Principaux exemples de méthodes sans gaspillage :

  • Le Last Planner® System
  • La planification et la réalisation sur demande
  • La livraison juste-à-temps
  • L’analyse des causes fondamentales (analyse des cinq causes)

Outils pour surmonter les obstacles

La conception et la réalisation intégrées n’empêchent pas les obstacles et les défis que peut susciter un projet, mais elles aident à trouver les bonnes solutions même si la construction est terminée. Si des problèmes surgissent, la construction sans gaspillage offre le moyen de trouver de telles solutions, notamment la technique d’analyse des cinq causes permettant à une équipe de trouver les raisons d’un problème en se demandant cinq fois de suite pourquoi un tel problème existe. Cela peut s’avérer particulièrement utile pour déterminer qui devrait participer à la recherche d’une solution, compte tenu du nombre d’intervenants participant au projet au moment où la construction commence. Un autre outil, le registre des contraintes, permet d’exercer un suivi des problèmes et de demander à certains intervenants de se charger de les résoudre avant une date déterminée. Cela permet au projet de progresser tout en résolvant les problèmes à mesure qu’ils surgissent (Lean Construction Institute, 2015).

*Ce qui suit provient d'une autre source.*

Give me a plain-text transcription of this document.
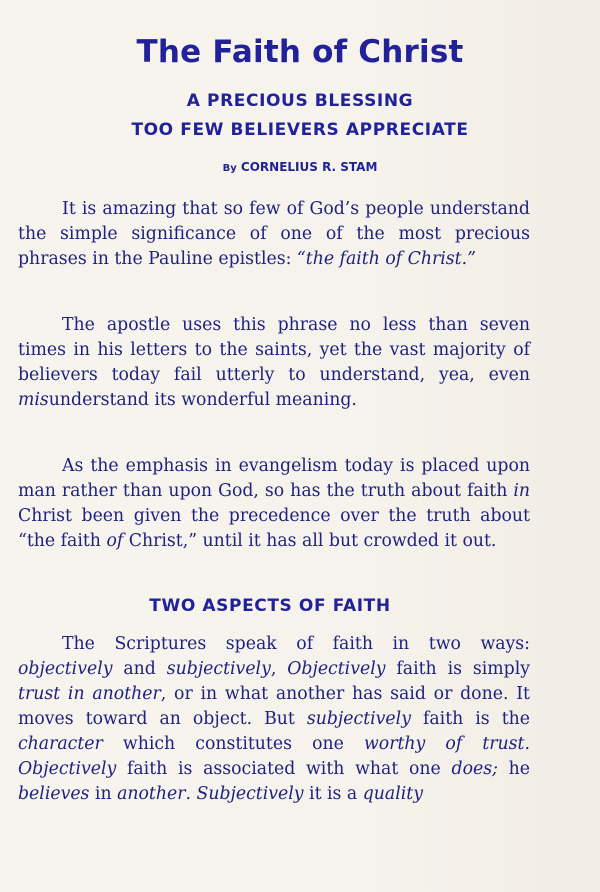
The Faith of Christ
A PRECIOUS BLESSING
TOO FEW BELIEVERS APPRECIATE
By CORNELIUS R. STAM
It is amazing that so few of God’s people understand the simple significance of one of the most precious phrases in the Pauline epistles: “the faith of Christ.”
The apostle uses this phrase no less than seven times in his letters to the saints, yet the vast majority of believers today fail utterly to understand, yea, even misunderstand its wonderful meaning.
As the emphasis in evangelism today is placed upon man rather than upon God, so has the truth about faith in Christ been given the precedence over the truth about “the faith of Christ,” until it has all but crowded it out.
TWO ASPECTS OF FAITH
The Scriptures speak of faith in two ways: objectively and subjectively, Objectively faith is simply trust in another, or in what another has said or done. It moves toward an object. But subjectively faith is the character which constitutes one worthy of trust. Objectively faith is associated with what one does; he believes in another. Subjectively it is a quality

  • Analyse des cinq causes : technique de résolution de problèmes utilisée pour connaître les causes fondamentales d’une situation en se demandant au moins cinq fois de suite pourquoi un problème existe, afin d’aller au-delà des symptômes apparents.
  • Registre des contraintes : liste des contraintes identifiant la personne qui s’est engagée à résoudre un problème avant une date convenue. Cette liste est habituellement établie au cours d’un examen du plan de six semaines, lors du constat de travaux qui donnent lieu à des contraintes.